Alan Riquier, Emmanuel Dormy
TL;DR
The paper addresses whether irrotational water-wave theory remains valid in the limit of vanishing viscosity under no-slip bottom conditions. It numerically solves the full free-surface Navier–Stokes equations in 2D with non-flat bathymetry, using an ALE framework and adaptive mesh refinement to resolve bottom boundary layers, and compares results to the irrotational Euler limit. The main finding is that boundary-layer vorticity is shed into the bulk as modons, producing finite perturbations to the free surface that do not vanish with increasing $Re$, making the vanishing-viscosity limit singular. This effect persists for both sharp and smooth bathymetries, with a curvature-threshold controlling separation, implying that irrotational models may be inadequate in nearshore contexts where bed-induced vorticity significantly alters wave shape and dynamics.
Abstract
Theoretical results on water waves almost always start by assuming irrotationality of the flow in order to simplify the formulation.
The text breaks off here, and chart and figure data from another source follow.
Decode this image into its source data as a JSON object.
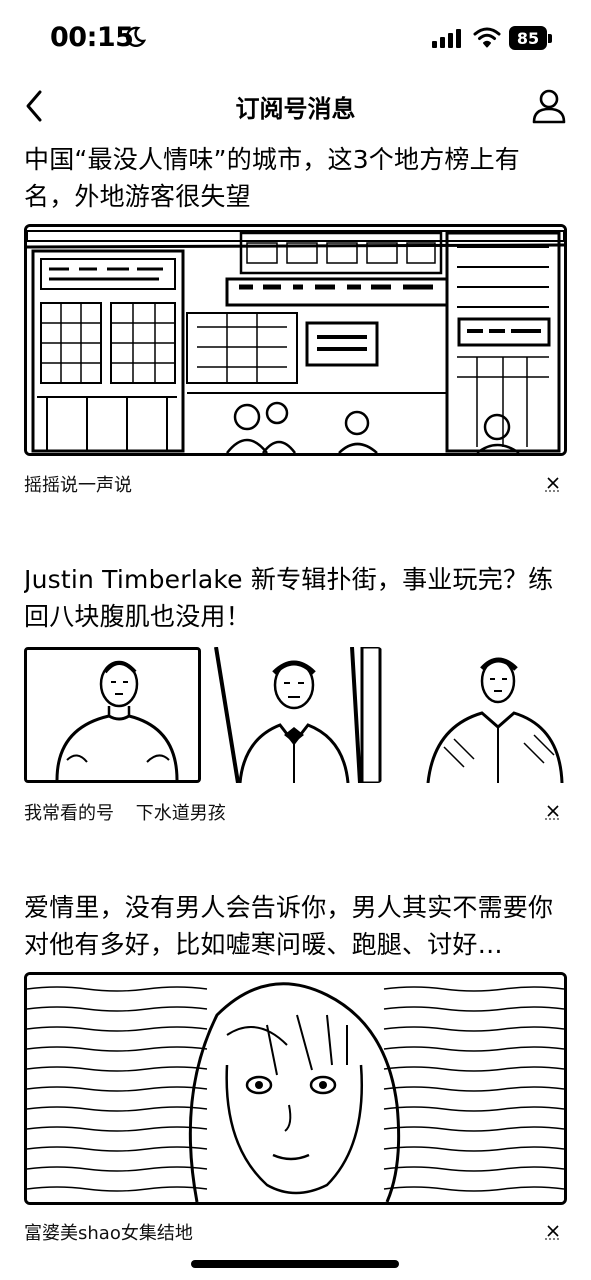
{
  "status_bar": {
    "time": "00:15",
    "battery": "85"
  },
  "nav": {
    "title": "订阅号消息"
  },
  "articles": [
    {
      "title": "中国“最没人情味”的城市，这3个地方榜上有名，外地游客很失望",
      "source": "摇摇说一声说",
      "source2": ""
    },
    {
      "title": "Justin Timberlake 新专辑扑街，事业玩完？练回八块腹肌也没用！",
      "source": "我常看的号",
      "source2": "下水道男孩"
    },
    {
      "title": "爱情里，没有男人会告诉你，男人其实不需要你对他有多好，比如嘘寒问暖、跑腿、讨好…",
      "source": "富婆美shao女集结地",
      "source2": ""
    }
  ],
  "icons": {
    "moon": "moon-icon",
    "signal": "signal-icon",
    "wifi": "wifi-icon",
    "back": "back-icon",
    "profile": "profile-icon",
    "close": "close-icon"
  }
}
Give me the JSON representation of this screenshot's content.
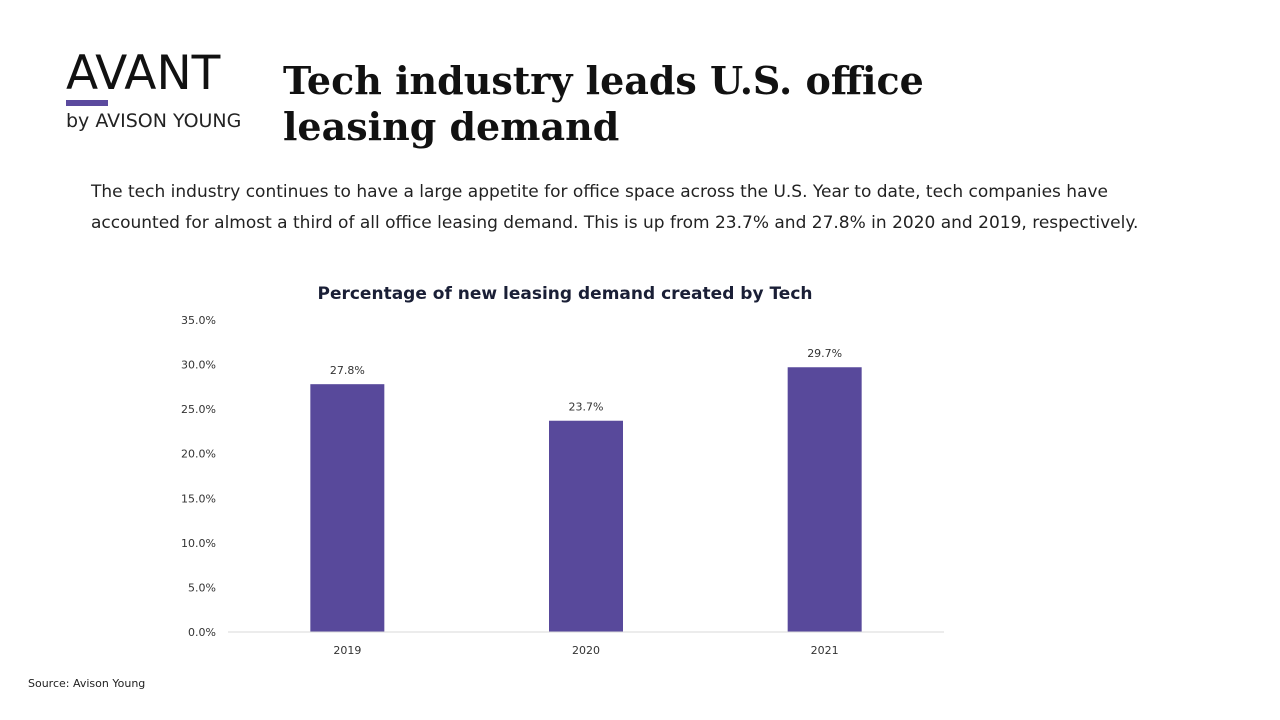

In this work, we investigate the well-foundedness of this hypothesis via numerical simulations of the free-surface Navier-Stokes equations. We show that, in the presence of a non-flat bathymetry, either angular or smooth, a gravity wave of finite amplitude can shed vortex pairs from the bottom boundary layer into the bulk of the flow. As these eddies approach the free surface they modify the shape of the wave. It is found that this perturbation does not vanish as the Reynolds number is increased. The vanishing viscosity limit of water waves is therefore singular when no-slip boundary conditions are enforced on the bottom.